Setelah memesan, Lina dan Desti bergabung dengan Adit.

"Lu ikut Study Ekskursi ga, Dit?" tanya Desti.

"Ga kayanya. Gw ada acara keluarga." jawab Adit.

"Bearti lu magang donk?" tanya Desti.

"Urusan magang gampang lah. Kantor bokap gw kan masih buka. Lu pergi, Lin?" tanya Adit.

"Ga, gw juga ga pergi. Pengen ngerjain karya tulis aja,"

"Magang di kantor bokap gw aja, kan bokap lu kerja disana juga?" kata Adit.

"Tadinya gitu, tapi kata ayah mau tanya dulu ke orang kantornya."

Ayah Lina memang bekerja di perusahaan ayah Adit. Oleh sebab itu mereka berteman, karena Adit juga bukan orang yang suka pamer kekayaan ayahnya.

"Alah kok pake nanya segala. Gw yang urus ntar. Kita magang bareng ya." kata Adit bersemangat.

"Yaaah, kalo lu berdua ga ikut, trus gw ama siapa donk ntar mainnya?" tanya Desti sedikit mengeluh.

"Main ama kambing," jawab Lina asal.

"Tega lu, Lin. Ga gw bawain oleh-oleh loh ntar." kata Desti sambil memukul lengan Lina.

Makanan mereka datang, mereka melanjutkan ngobrol sambil makan.

Lina dan Desti masuk kelas lagi setelah makan. Adit memilih masuk studio untuk latihan band. Dia memang sangat suka menyanyi sambil memainkan gitar. Suara Adit yang enak membuat Adit di dapuk sebagai vokalis di grub bandnya.

"Des, gw ngantuk. Kekenyangan kali ya?" bisik Lina saat mereka di dalam kelas.

"Huuust, Bu Anis liatin lu tu," bisik Desti lebih pelan.

Lina segera konsen lagi ke pelajaran. Bu Anis memang termasuk salah satu dosen killer yang mengajar kalkulus.

Lina kembali ke rumah setelah semua kuliahnya selesai. Dia tiba di rumahnya setelah sholat asar.

"Bunda mau kemana?" tanya Lina saat dia sampai di rumah.
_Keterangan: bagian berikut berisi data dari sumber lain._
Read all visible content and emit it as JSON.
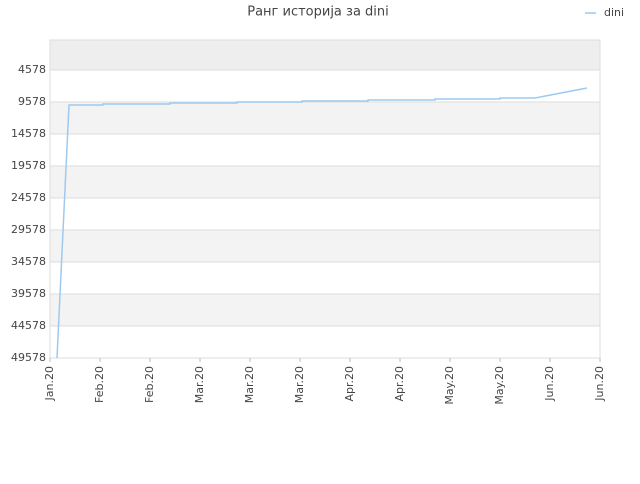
{
  "chart_data": {
    "type": "line",
    "title": "Ранг историја за dini",
    "xlim": [
      0,
      11
    ],
    "xticks": [
      {
        "value": 0,
        "label": "Jan.20"
      },
      {
        "value": 1,
        "label": "Feb.20"
      },
      {
        "value": 2,
        "label": "Feb.20"
      },
      {
        "value": 3,
        "label": "Mar.20"
      },
      {
        "value": 4,
        "label": "Mar.20"
      },
      {
        "value": 5,
        "label": "Mar.20"
      },
      {
        "value": 6,
        "label": "Apr.20"
      },
      {
        "value": 7,
        "label": "Apr.20"
      },
      {
        "value": 8,
        "label": "May.20"
      },
      {
        "value": 9,
        "label": "May.20"
      },
      {
        "value": 10,
        "label": "Jun.20"
      },
      {
        "value": 11,
        "label": "Jun.20"
      }
    ],
    "ylim": [
      49578,
      -110
    ],
    "yticks": [
      4578,
      9578,
      14578,
      19578,
      24578,
      29578,
      34578,
      39578,
      44578,
      49578
    ],
    "grid": true,
    "legend": "upper right",
    "series": [
      {
        "name": "dini",
        "color": "#9ec9ef",
        "x": [
          0.14,
          0.38,
          1.06,
          1.06,
          2.4,
          2.4,
          3.74,
          3.74,
          5.04,
          5.04,
          6.36,
          6.36,
          7.7,
          7.7,
          9.0,
          9.0,
          9.7,
          10.74
        ],
        "values": [
          49578,
          10047,
          10047,
          9890,
          9890,
          9734,
          9734,
          9578,
          9578,
          9422,
          9422,
          9266,
          9266,
          9109,
          9109,
          8953,
          8953,
          7390
        ]
      }
    ]
  }
}
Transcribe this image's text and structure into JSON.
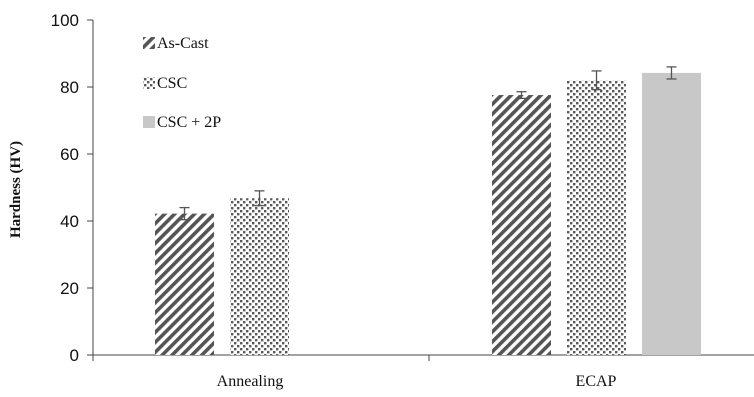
{
  "chart_data": {
    "type": "bar",
    "title": "",
    "xlabel": "",
    "ylabel": "Hardness (HV)",
    "ylim": [
      0,
      100
    ],
    "yticks": [
      0,
      20,
      40,
      60,
      80,
      100
    ],
    "grid": false,
    "legend_position": "top-left",
    "categories": [
      "Annealing",
      "ECAP"
    ],
    "series": [
      {
        "name": "As-Cast",
        "pattern": "diagonal-hatch",
        "color": "#555555",
        "values": [
          42.2,
          77.6
        ],
        "errors": [
          1.8,
          1.0
        ]
      },
      {
        "name": "CSC",
        "pattern": "dots",
        "color": "#555555",
        "values": [
          46.8,
          82.0
        ],
        "errors": [
          2.2,
          2.8
        ]
      },
      {
        "name": "CSC + 2P",
        "pattern": "solid",
        "color": "#c8c8c8",
        "values": [
          null,
          84.2
        ],
        "errors": [
          null,
          1.8
        ]
      }
    ]
  }
}
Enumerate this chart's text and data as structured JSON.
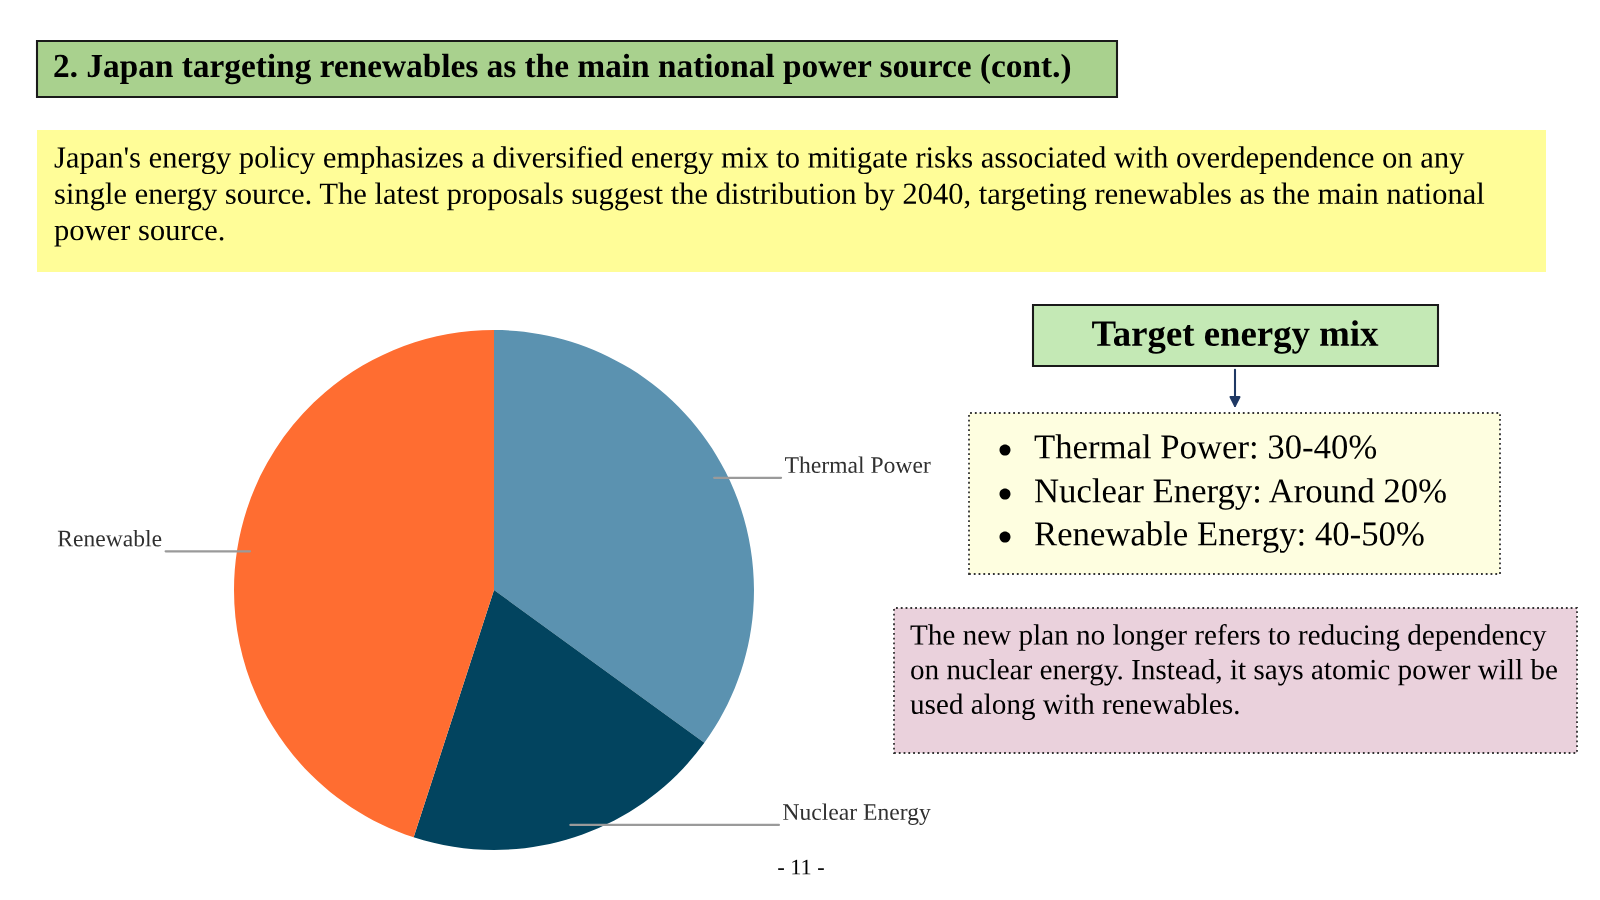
{
  "chart_data": {
    "type": "pie",
    "title": "2. Japan targeting renewables as the main national power source (cont.)",
    "categories": [
      "Thermal Power",
      "Nuclear Energy",
      "Renewable"
    ],
    "values": [
      35,
      20,
      45
    ],
    "colors": [
      "#5b92b0",
      "#02445f",
      "#ff6d31"
    ],
    "annotations": [
      "Japan's energy policy emphasizes a diversified energy mix to mitigate risks associated with overdependence on any single energy source. The latest proposals suggest the distribution by 2040, targeting renewables as the main national power source.",
      "Target energy mix",
      "Thermal Power: 30-40%",
      "Nuclear Energy: Around 20%",
      "Renewable Energy: 40-50%",
      "The new plan no longer refers to reducing dependency on nuclear energy. Instead, it says atomic power will be used along with renewables.",
      "- 11 -"
    ]
  }
}
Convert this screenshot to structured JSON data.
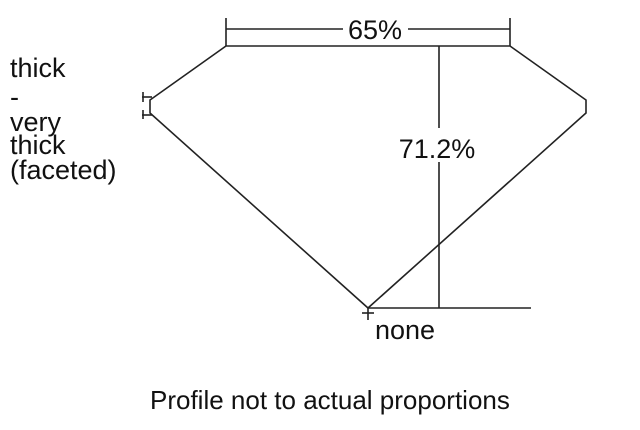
{
  "girdle_label": [
    "thick",
    "-",
    "very",
    "thick",
    "(faceted)"
  ],
  "table_percent": "65%",
  "depth_percent": "71.2%",
  "culet_label": "none",
  "caption": "Profile not to actual proportions",
  "colors": {
    "line": "#222222",
    "background": "#ffffff"
  }
}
"Bunda mau arisan di rumah tante Ambar. Kamu jaga rumah ya?" kata bunda.

"Jaga doank ato ada yang lain neeh?" tanya Lina sedikit memperjelas pertanyaan bundanya.

"Jaga aja, rumah udah bunda bersihin. Asal kamu ga bikin berantakan lagi aja."

"Yeee..emang Lina anak kecil yang berantakin rumah. Mau dianterin ga, bun?" tanya Lina.

"Ga usah, bunda di jemput tante Anggi kok. Kamu udah makan tadi siang?"

"Udah donk. Bun, bunda kok cantik sih?" rayu Lina.

"Kalo ga cantik, ayah mu ga akan mau ama bunda, Lin." Jawab bunda sambil mencubit pipi putrinya.

"Kamu jangan tidur loh, udah mau magrib. Anak gadis ga baik tidur sore-sore," kata bunda.

"Emang kenapa?"

"Linglung ntar. Suka lupa pas bangunnya."

"Yee, itu mah kalo ga berdoa juga bisa linglung, bun."

Tiiintiiinnn...ttiinnn

Suara klakson motor berbunyi di depan rumah. Sepertinya tante Anggi sudah datang menjemput bunda. Tempat arisan bunda memang tidak jauh dari rumah Lina, karena ini memang cuma arisan ibu-ibu komplek saja.

"Kunci pintunya trus cabut ya, bunda bawa kunci kok. Jangan kemana-mana," pesan bunda sebelum bunda pergi.

"Siap bun. Having fun ya bunda."

Lina mengantar bundanya ke depan, dia ingin membantu mengunci gerbang.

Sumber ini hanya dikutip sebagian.